Oggettivamente più difficile si presenta, il lavoro tra le fasce emarginate delle periferie e delle favelas, dove la presenza del narcotraffico e delle milizie armate, punta ad appropriarsi del territorio. Sono fazioni che contrappongono violenza a violenza, per “gestire servizi” e “offrire protezione”, a pagamento, ovviamente). Questa situazione rende sostanzialmente impossibile ogni azione di organizzazione popolare, della formazione e della cultura di resistenza e lotta comune.
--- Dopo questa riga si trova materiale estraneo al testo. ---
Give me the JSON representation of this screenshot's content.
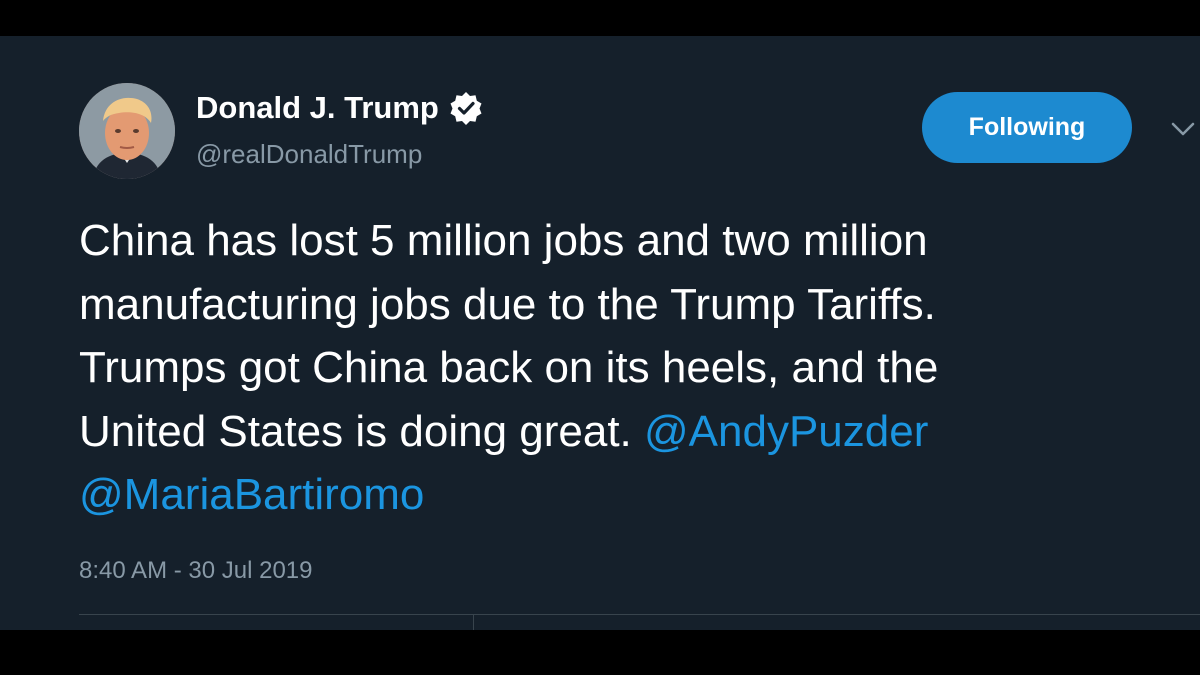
{
  "tweet": {
    "author": {
      "name": "Donald J. Trump",
      "handle": "@realDonaldTrump",
      "verified": true,
      "avatar_icon": "profile-photo"
    },
    "follow_button": {
      "label": "Following",
      "color": "#1d8ad0"
    },
    "menu_icon": "chevron-down-icon",
    "text_lines": [
      "China has lost 5 million jobs and two million",
      "manufacturing jobs due to the Trump Tariffs.",
      "Trumps got China back on its heels, and the",
      "United States is doing great. "
    ],
    "mentions": [
      "@AndyPuzder",
      "@MariaBartiromo"
    ],
    "timestamp": "8:40 AM - 30 Jul 2019",
    "colors": {
      "background": "#15202b",
      "mention": "#1b95e0",
      "secondary_text": "#8899a6",
      "letterbox": "#000000"
    }
  }
}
È, invece, un terreno che lascia proliferare la presenza delle chiese evangeliche, una presenza che ha soppiantato l’importante lavoro svolto, in passato, dalle comunità cristiane di base, ispirate, per lo più, alla Teologia della Liberazione.
C’è quindi un immenso lavoro da fare per dare risposte ai bisogni di cambiamento che emergono costantemente da un corpo sociale offeso e martoriato. Un’esigenza di cambiamento sempre sentito e che, nel 2018, aveva perfino orientato verso Bolsonaro una parte della popolazione più povera. Oggi, molte di quelle illusioni, si sono trasformate in delusioni: l’aumento del costo della vita e la precarietà strutturale, l’indigenza e la violenza quotidiana indicano la necessità di chiudere con l’esperienza Bolsonaro.
Nonostante i cambiamenti epocali e l’invasione della vita privata da parte delle reti sociali, la candidatura di Lula e la concreta possibilità del suo ritorno alla Presidenza del Brasile, è il motivo generatore di una grande speranza collettiva. È una speranza ed è l’annuncio di un’importante prospettiva politica ed economica del Brasile per sé, per il suo futuro democratico, ma anche con evidente certezza, per il Sudamerica e per gli equilibri mondiali.